What Comes After the Withdrawal?


Was it better under Saddam Hussein or now?

For sixty years, the cliché held true in America that whenever the U.S. got stuck in a war, it was under Democratic presidents, whereas Republicans brought the soldiers home. Truman dragged America into Korea; Eisenhower ended that war. Kennedy and Johnson dragged America into Vietnam; Nixon withdrew from there. Have the cards been switched in Iraq? Certainly the cliché can be turned around: Bush dragged America into Iraq; Obama is withdrawing.

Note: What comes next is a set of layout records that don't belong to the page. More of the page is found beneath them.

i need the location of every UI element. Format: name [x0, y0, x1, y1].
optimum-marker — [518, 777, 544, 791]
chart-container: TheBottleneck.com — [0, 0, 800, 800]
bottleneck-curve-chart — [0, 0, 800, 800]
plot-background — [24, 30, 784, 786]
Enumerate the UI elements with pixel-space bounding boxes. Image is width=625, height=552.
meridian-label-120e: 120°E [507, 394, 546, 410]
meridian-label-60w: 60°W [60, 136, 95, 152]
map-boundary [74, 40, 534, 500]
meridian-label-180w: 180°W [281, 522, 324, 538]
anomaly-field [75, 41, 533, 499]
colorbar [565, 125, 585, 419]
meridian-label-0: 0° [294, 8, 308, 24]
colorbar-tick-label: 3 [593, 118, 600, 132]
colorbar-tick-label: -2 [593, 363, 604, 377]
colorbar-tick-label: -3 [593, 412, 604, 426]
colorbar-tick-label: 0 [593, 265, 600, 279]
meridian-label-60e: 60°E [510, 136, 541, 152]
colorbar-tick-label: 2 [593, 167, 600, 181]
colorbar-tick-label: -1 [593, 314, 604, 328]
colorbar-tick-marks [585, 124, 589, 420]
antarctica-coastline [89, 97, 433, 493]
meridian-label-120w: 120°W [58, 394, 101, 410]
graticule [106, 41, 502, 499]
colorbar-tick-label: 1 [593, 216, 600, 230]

But if we set the cliché aside, we discover that Obama is withdrawing that which, de facto, has already been withdrawn.

The Iraq War does not belong to the group of wars of which America is proud. The immediate justification — weapons of mass destruction — for it was needlessly falsified, and the decisive phase was bungled. But when Bush implemented an increase in American troops, in spite of almost everyone’s objection, things got better. Obama, who will fulfill his presidential promise and bring the American boys home, is now profiting from it.

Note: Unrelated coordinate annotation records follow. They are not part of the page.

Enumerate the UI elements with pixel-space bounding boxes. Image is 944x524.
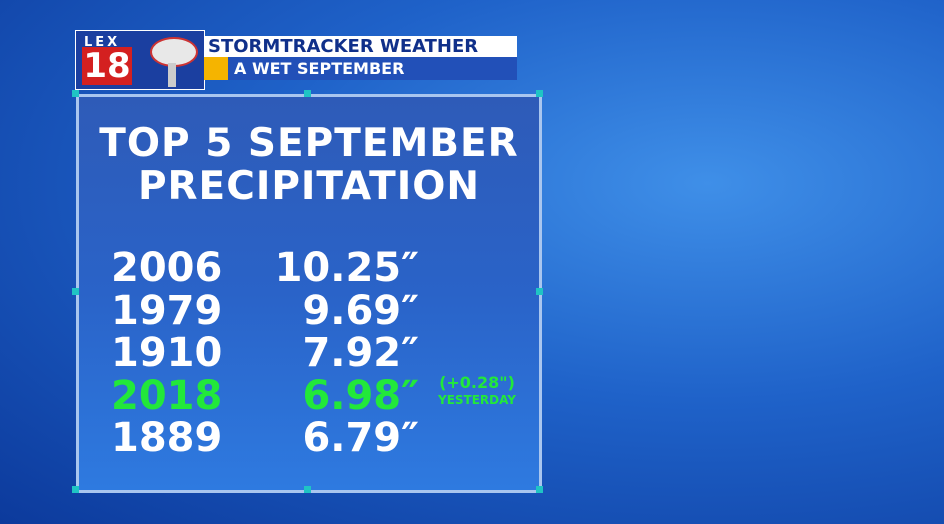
banner-top: STORMTRACKER WEATHER bbox=[204, 36, 517, 57]
year: 1910 bbox=[111, 330, 223, 376]
logo-tower-leg bbox=[168, 63, 176, 87]
banner-bottom: A WET SEPTEMBER bbox=[228, 57, 517, 80]
handle bbox=[304, 90, 311, 97]
handle bbox=[536, 90, 543, 97]
year: 2006 bbox=[111, 245, 223, 291]
amount: 10.25″ bbox=[274, 245, 419, 291]
panel-title: PRECIPITATION bbox=[137, 164, 481, 209]
year: 1979 bbox=[111, 287, 223, 334]
year: 1889 bbox=[111, 415, 223, 461]
note-label: YESTERDAY bbox=[438, 393, 516, 407]
handle bbox=[72, 288, 79, 295]
banner-title: STORMTRACKER WEATHER bbox=[208, 36, 479, 57]
logo-station: LEX bbox=[84, 35, 121, 50]
banner-subtitle: A WET SEPTEMBER bbox=[234, 59, 405, 78]
year: 2018 bbox=[111, 372, 223, 419]
panel: TOP 5 SEPTEMBER PRECIPITATION 2006 10.25″… bbox=[76, 94, 542, 493]
logo: LEX 18 bbox=[75, 30, 205, 90]
logo-channel: 18 bbox=[82, 46, 132, 86]
note-change: (+0.28") bbox=[439, 373, 515, 392]
handle bbox=[72, 486, 79, 493]
amount: 6.98″ bbox=[302, 372, 419, 419]
amount: 6.79″ bbox=[302, 415, 419, 461]
amount: 9.69″ bbox=[302, 287, 419, 334]
handle bbox=[72, 90, 79, 97]
handle bbox=[536, 288, 543, 295]
amount: 7.92″ bbox=[302, 330, 419, 376]
panel-title: TOP 5 SEPTEMBER bbox=[99, 121, 519, 166]
handle bbox=[536, 486, 543, 493]
banner-accent bbox=[204, 57, 228, 80]
handle bbox=[304, 486, 311, 493]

Every opponent of this war must ask him/herself the question: Was the world better off with Saddam’s Iraq — with a regime that was aggressive against its neighbors, its own minorities and citizens — or with the current one? Even today, there is too much blood flowing in Iraq; that much is evident. But numbers are better than emotions. And those numbers tell us that 2,604 Iraqi civilians fell victim to violence last year, which was one out of every 11,800 Iraqis. By comparison, in six northern states of Mexico, which is afflicted by drug violence, 2,853 civilians, or one out of every 6,400 local citizens, perished last year. So here comes our favorite fifth-grade math exercise: Is it safer in Iraq or in northern Mexico?

That is also the reason why Barack Obama does not relish the triumph very much. Violence in Iraq sold well in the electoral campaign. But in practical politics now, violence in the backyard in Mexico matters more.